GE workers in SC walk out in protest after company mandates COVID-19 vaccine

General Electric has joined the growing list of companies requiring all U.S.-based workers to get the COVID-19 vaccination, reportedly setting a deadline of December 8 for compliance.

The company employs around 56,000 workers in the United States and sells jet engines and other equipment to the federal government, which means GE is subject to President Joe Biden’s executive order requiring companies with federal contracts to have their employees inoculated. Biden has also mandated vaccines for federal employees and private businesses with more than 100 employees.

“On background, as a federal contractor, GE is complying with the executive order which requires employees of federal contractors to be fully vaccinated against COVID-19,” a spokesperson said in a statement. “All GE U.S. employees will be fully vaccinated or receive a medical or religious accommodation by December 8th as required in the order.”

Employees can pursue medical or religious exemptions to getting vaccinated, but that didn’t stop GE workers in Greenville, South Carolina, from staging a protest outside.

“It’s important for me to be out here because of the government overreach and infringement on our personal liberties. What business does the government have telling you what you can and cannot do with your own body, concerning this vaccine,” GE employee Neil Slater told 7News WSPA.


(Video: WSPA)

The employees walked out of work Thursday around 10:45 a.m., with dozens of employees lining the street outside the plant. As seen in the video footage above, some were holding signs and others waved the American flag.

“There’s going to be people out here who are vaccinated. It’s just, we feel like the government has no business coming into our place of work, threatening our employment, threatening our employer,” Slater told WYFF4.

“It should be my choice and my choice only. Between me and my doctor,” employee Lane Stott said. “I will lose my job if it comes to this, me taking this shot. Because I will not take it.”

Truman Horner told the NBC affiliate that he would be willing to work remotely to avoid getting vaccinated.
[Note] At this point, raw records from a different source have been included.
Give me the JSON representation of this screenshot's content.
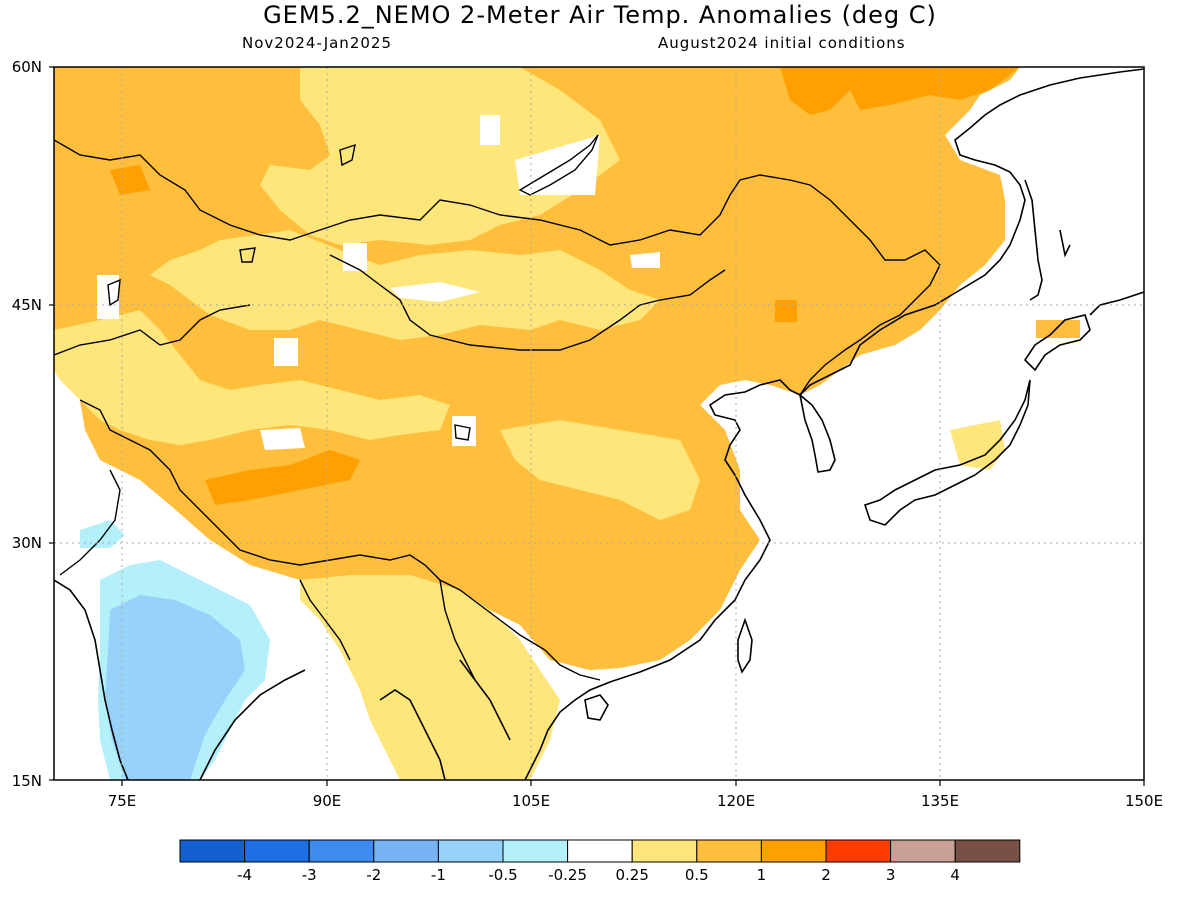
{
  "title": "GEM5.2_NEMO 2-Meter Air Temp. Anomalies (deg C)",
  "period": "Nov2024-Jan2025",
  "init": "August2024 initial conditions",
  "axes": {
    "lat_labels": [
      "60N",
      "45N",
      "30N",
      "15N"
    ],
    "lon_labels": [
      "75E",
      "90E",
      "105E",
      "120E",
      "135E",
      "150E"
    ]
  },
  "legend": {
    "labels": [
      "-4",
      "-3",
      "-2",
      "-1",
      "-0.5",
      "-0.25",
      "0.25",
      "0.5",
      "1",
      "2",
      "3",
      "4"
    ],
    "colors": [
      "#1560d0",
      "#1e6ee6",
      "#3c8cf0",
      "#78b4f4",
      "#96d2fa",
      "#b4f0fa",
      "#ffffff",
      "#ffe67a",
      "#ffbe3c",
      "#ffa000",
      "#ff3c00",
      "#c8a096",
      "#785046"
    ]
  }
}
“It’s not like I haven’t already considered getting vaccinated,” said Horner. “We’ve made the best decision for our family, a well-informed decision already and for the president or my employer to come and try to overrule that is just very deeply, personally offensive.”

The Greenville County Republican Party expressed support for the walkout in an online statement.

“We stand in solidarity with GE Power employees,” Chairman Jeff Davis said. “We completely disagree with medical mandates … Medical decisions are unique to an individual.”

Gov. Henry McMaster, a Republican, said earlier this month that South Carolina will not stop businesses from mandating COVID-19 vaccines, claiming that the state doesn’t have the authority to do so, WYFF reported.

“Those are questions between employers and employees,” McMaster said. “We want to protect that relationship and it let it be one of their choice. It’s their decisions. That’s free enterprise and the government should not interfere with free enterprise.”

On that note, the GOP governor responded to Texas Gov. Greg Abbott, a fellow Republican, signing an executive order on Monday banning private companies from mandating the COVID-19 vaccine in his state.

“I know him well,” McMaster said, in reference to Abbott. “He’s a remarkable man. But in South Carolina, we’re dealing with our situation in South Carolina, and our businesses and our people. And here, I don’t think that it’s the role of the state to interfere with that relationship.”

In Florida, Republican Gov. Ron DeSantis called for a special legislative session Thursday to address COVID-19 mandates — the state legislature is a part-time body, convening for a 60-day regular session early on each year. He said Florida will mount an aggressive legal challenge to the federal mandate and asked state lawmakers to legally block it.

“You have a federal government that is very much trying to use the heavy hand of government to force a lot of these injections and you have a lot of folks that actually believe that that decision should be theirs,” DeSantis said. “We believe in having basic medical freedom and individual choice, and that your right to earn a living should not be contingent upon COVID shots.”

“Your right to earn a living should not be contingent upon COVID shots,” DeSantis said in a statement, adding, “I want a state in which people are able to maintain their livelihoods, earn a living, and provide for their families. And if the federal government or big corporations are hurting people, then we have a responsibility to step up and lead.”